DataOps is hype right now, a big trend for 2022, but it can be difficult to understand what it is and how it fits into modern companies.
So first, what is DataOps?
DataOps is a set of practices, cultural norms, architectural patterns and techniques for implementing data management and data engineering to provide continuous data for modern analytics to face changing circumstances. It enables:
Rapid innovation and experimentation to deliver new insights to customers at an increasing rate;
Extremely high data quality and low error rates;
Collaboration across complex people, technologies, and environments;
Clear measurement, monitoring, and transparency of results.
Now, let's hunt some myths about DataOps.
1. Traditional data integration can support DataOps
Traditional data integration was not designed for the DataOps world.

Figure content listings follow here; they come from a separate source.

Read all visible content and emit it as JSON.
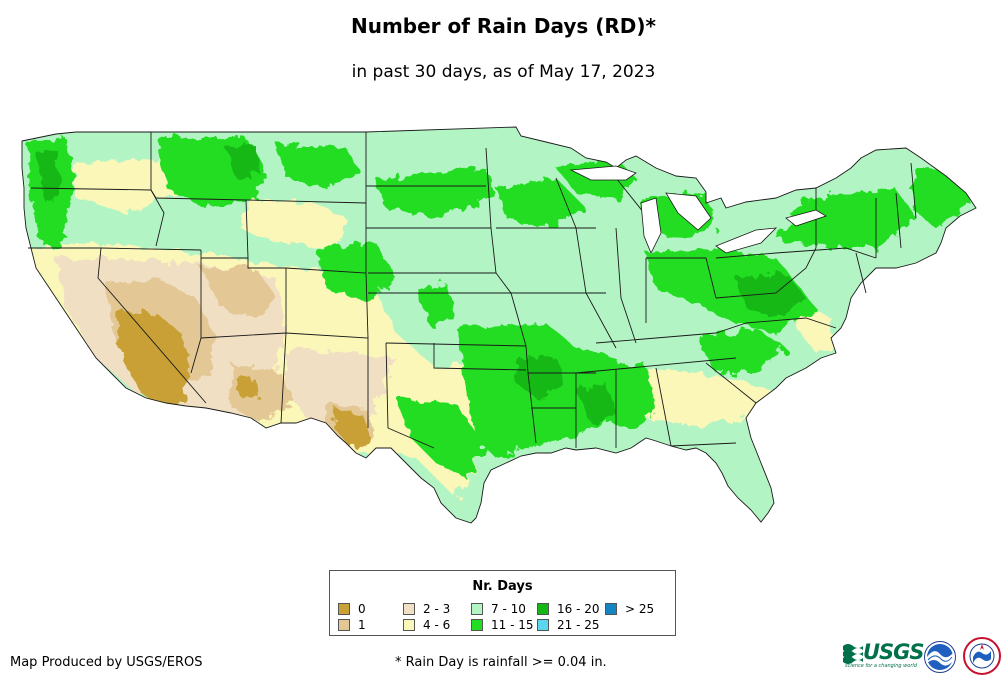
{
  "title": "Number of Rain Days (RD)*",
  "subtitle": "in past 30 days, as of May 17, 2023",
  "legend": {
    "title": "Nr. Days",
    "items": [
      {
        "label": "0",
        "color": "#c8a035"
      },
      {
        "label": "1",
        "color": "#e3c896"
      },
      {
        "label": "2 - 3",
        "color": "#f1dfc4"
      },
      {
        "label": "4 - 6",
        "color": "#fbf7b9"
      },
      {
        "label": "7 - 10",
        "color": "#b3f4c4"
      },
      {
        "label": "11 - 15",
        "color": "#22dd22"
      },
      {
        "label": "16 - 20",
        "color": "#14b814"
      },
      {
        "label": "21 - 25",
        "color": "#5bd6ef"
      },
      {
        "label": "> 25",
        "color": "#1385c2"
      }
    ]
  },
  "credit": "Map Produced by USGS/EROS",
  "footnote": "* Rain Day is rainfall >= 0.04 in.",
  "logos": {
    "usgs": {
      "word": "USGS",
      "tagline": "science for a changing world",
      "color": "#00704a"
    },
    "noaa": {
      "word": "noaa"
    },
    "nws": {
      "word": "NWS"
    }
  },
  "map": {
    "region": "Contiguous United States",
    "state_border_color": "#1a1a1a"
  }
}
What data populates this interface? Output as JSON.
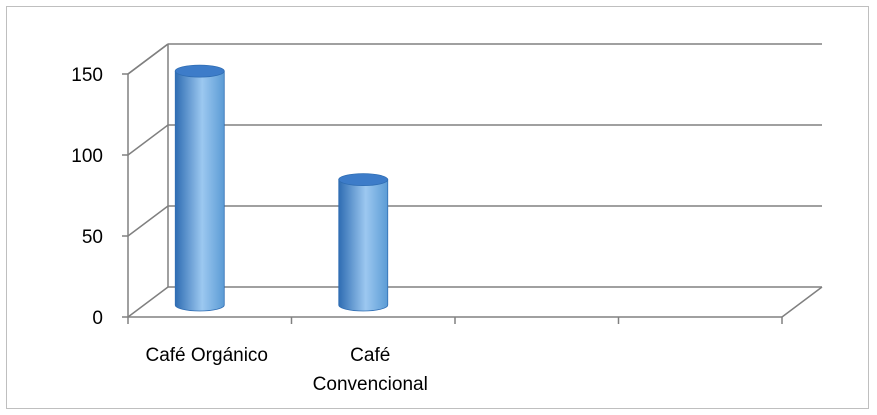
{
  "chart_data": {
    "type": "bar",
    "style": "3d-cylinder",
    "categories": [
      [
        "Café Orgánico"
      ],
      [
        "Café",
        "Convencional"
      ]
    ],
    "slots": 4,
    "values": [
      145,
      78
    ],
    "ylim": [
      0,
      150
    ],
    "yticks": [
      0,
      50,
      100,
      150
    ],
    "grid": true,
    "legend": "none",
    "title": "",
    "xlabel": "",
    "ylabel": "",
    "colors": {
      "bar_dark": "#2f6db3",
      "bar_mid": "#5b9bd5",
      "bar_light": "#9cc8f0",
      "bar_top": "#3d7cc9",
      "gridline": "#808080"
    }
  }
}
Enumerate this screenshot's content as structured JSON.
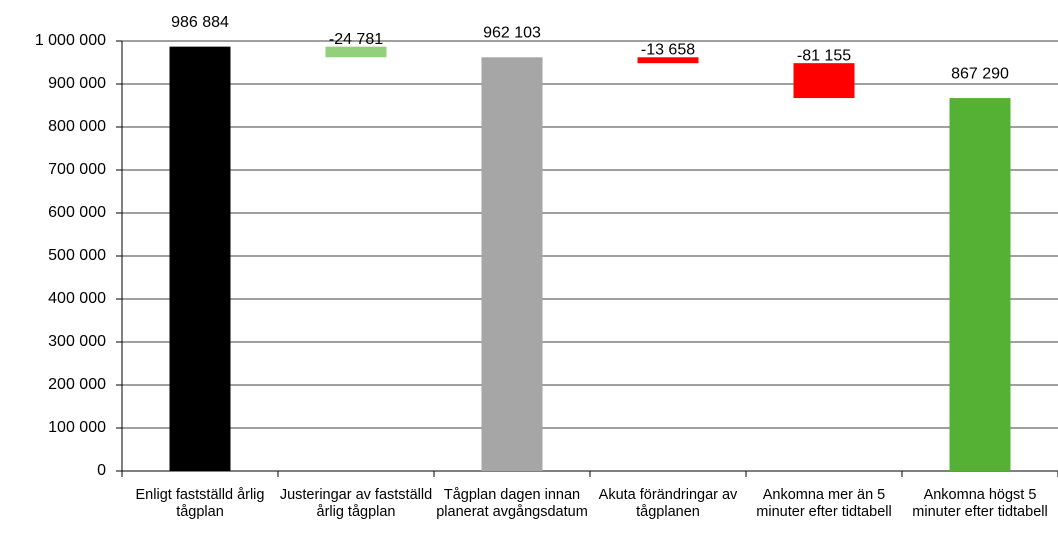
{
  "chart_data": {
    "type": "waterfall",
    "categories": [
      "Enligt fastställd årlig tågplan",
      "Justeringar av fastställd årlig tågplan",
      "Tågplan dagen innan planerat avgångsdatum",
      "Akuta förändringar av tågplanen",
      "Ankomna mer än 5 minuter efter tidtabell",
      "Ankomna högst 5 minuter efter tidtabell"
    ],
    "values": [
      986884,
      -24781,
      962103,
      -13658,
      -81155,
      867290
    ],
    "value_labels": [
      "986 884",
      "-24 781",
      "962 103",
      "-13 658",
      "-81 155",
      "867 290"
    ],
    "is_total": [
      true,
      false,
      true,
      false,
      false,
      true
    ],
    "colors": [
      "#000000",
      "#92d07a",
      "#a6a6a6",
      "#ff0000",
      "#ff0000",
      "#55b133"
    ],
    "ylim": [
      0,
      1000000
    ],
    "yticks": [
      0,
      {
        "value": 100000,
        "label": "100 000"
      },
      {
        "value": 200000,
        "label": "200 000"
      },
      {
        "value": 300000,
        "label": "300 000"
      },
      {
        "value": 400000,
        "label": "400 000"
      },
      {
        "value": 500000,
        "label": "500 000"
      },
      {
        "value": 600000,
        "label": "600 000"
      },
      {
        "value": 700000,
        "label": "700 000"
      },
      {
        "value": 800000,
        "label": "800 000"
      },
      {
        "value": 900000,
        "label": "900 000"
      },
      {
        "value": 1000000,
        "label": "1 000 000"
      }
    ],
    "grid": true
  }
}
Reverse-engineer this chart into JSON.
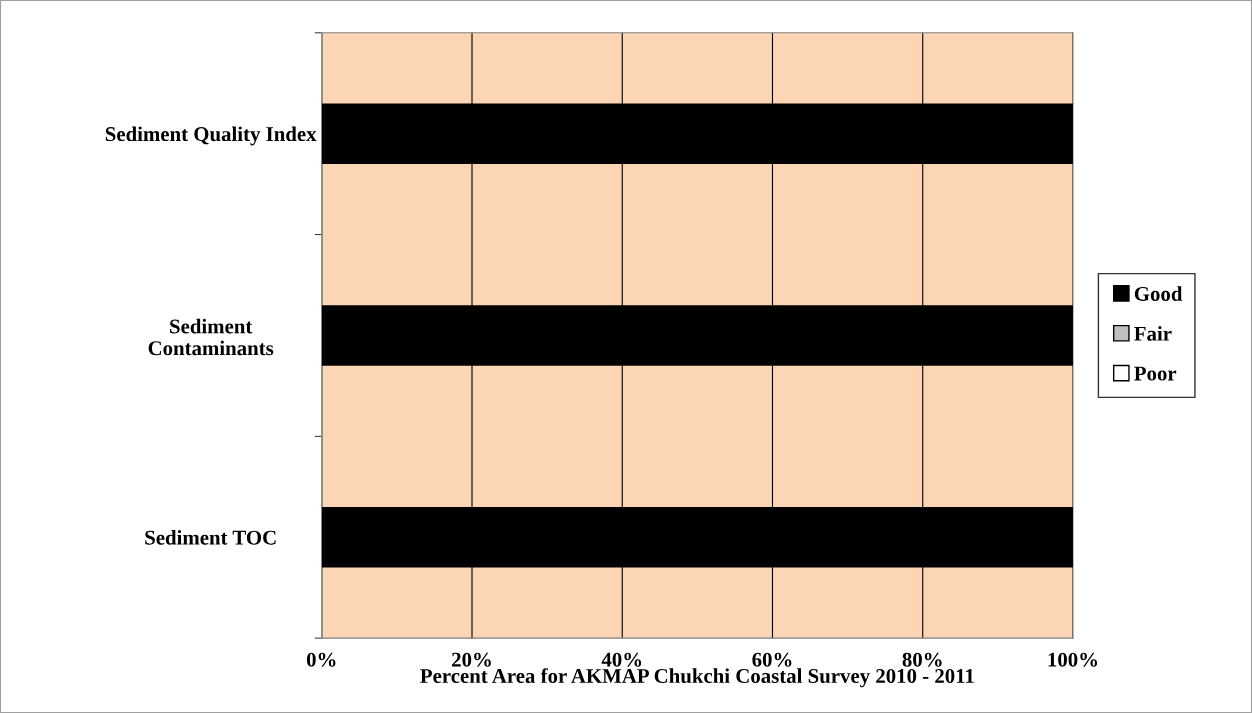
{
  "chart_data": {
    "type": "bar",
    "orientation": "horizontal",
    "stacked": true,
    "xlabel": "Percent Area for AKMAP Chukchi Coastal Survey 2010 - 2011",
    "categories": [
      "Sediment Quality Index",
      "Sediment\nContaminants",
      "Sediment TOC"
    ],
    "series": [
      {
        "name": "Good",
        "color": "#000000",
        "values": [
          100,
          100,
          100
        ]
      },
      {
        "name": "Fair",
        "color": "#c0c0c0",
        "values": [
          0,
          0,
          0
        ]
      },
      {
        "name": "Poor",
        "color": "#ffffff",
        "values": [
          0,
          0,
          0
        ]
      }
    ],
    "xlim": [
      0,
      100
    ],
    "xticks": [
      {
        "value": 0,
        "label": "0%"
      },
      {
        "value": 20,
        "label": "20%"
      },
      {
        "value": 40,
        "label": "40%"
      },
      {
        "value": 60,
        "label": "60%"
      },
      {
        "value": 80,
        "label": "80%"
      },
      {
        "value": 100,
        "label": "100%"
      }
    ],
    "grid": "x",
    "legend": "right"
  }
}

Traditional data integration would have data engineers try to keep up with the change manually, and with hundreds of applications and systems in an organisation and always changing, this can quickly become unmanageable. DataOps automates and streamlines the process as much as possible, leaving data engineers to the important work of building new data pipelines and delivering continuous data.
Any small change to any source or destination, such as a version upgrade or a data type change, can cause disruption and pose a significant accuracy risk leading to data loss or data corruption. It is necessary to anticipate unexpected changes and be able to handle them appropriately.
2. DataOps is very complex to an organisation
Actually, is more the opposite. DataOps reduces business complexity by incorporating DevOps principles for automation and monitoring throughout the productivity lifecycle. DataOps technologies are also used to build systems that can adapt to change and provide self-service to those who best understand an organisation's data needs. By implementing a data pipeline lifecycle, organisations enable data engineers to rapidly scale and integrate systems while enhancing the stability and resiliency of the data pipelines built.
By training data engineers with a DataOps mindset, it is possible to overcome the shortcomings and friction of traditional data integration, simplify processes through automation, make tasks easier, and drive better business outcomes.
3. DataOps it’s something aspirational to strive for
Many companies are already using the power of DataOps to accelerate their business. Rather than seeing DataOps as an endeavour, think of it as a way to achieve automation and performance goals.
4. Isn’t DataOps just DevOps for Data?
Almost everyone makes this assumption the first time they hear the word DataOps. A bit semantically misleading, the term "DataOps" conveys that data analytics can achieve what software development achieves through DevOps. This means that DataOps can improve quality and cycle time by an order of magnitude as data teams adopt new tools and methodologies. DevOps optimises the software development pipeline. This allows companies like Amazon, Netflix and Google to run millions of versions of the code each year. DataOps also accelerates the development of software, but at the same time must manage dynamic data operations. DataOps includes DevOps and other approaches to the unique challenges of managing mission-critical data operations pipelines.
Should we be sceptical of the hype around DataOps?
Probably, but DataOps is built on a solid foundation that includes Agile Development, DevOps, Lean Manufacturing, and Statistical Process Control. These proven methods have been added value to companies and businesses for decades.
DataOps is here, and it's time to implement it. By adopting a DataOps mindset, organisations can help remove the bottlenecks and inefficiencies of traditional data integration while empowering everyone on the team, regain business agility and trust in the data they deserve.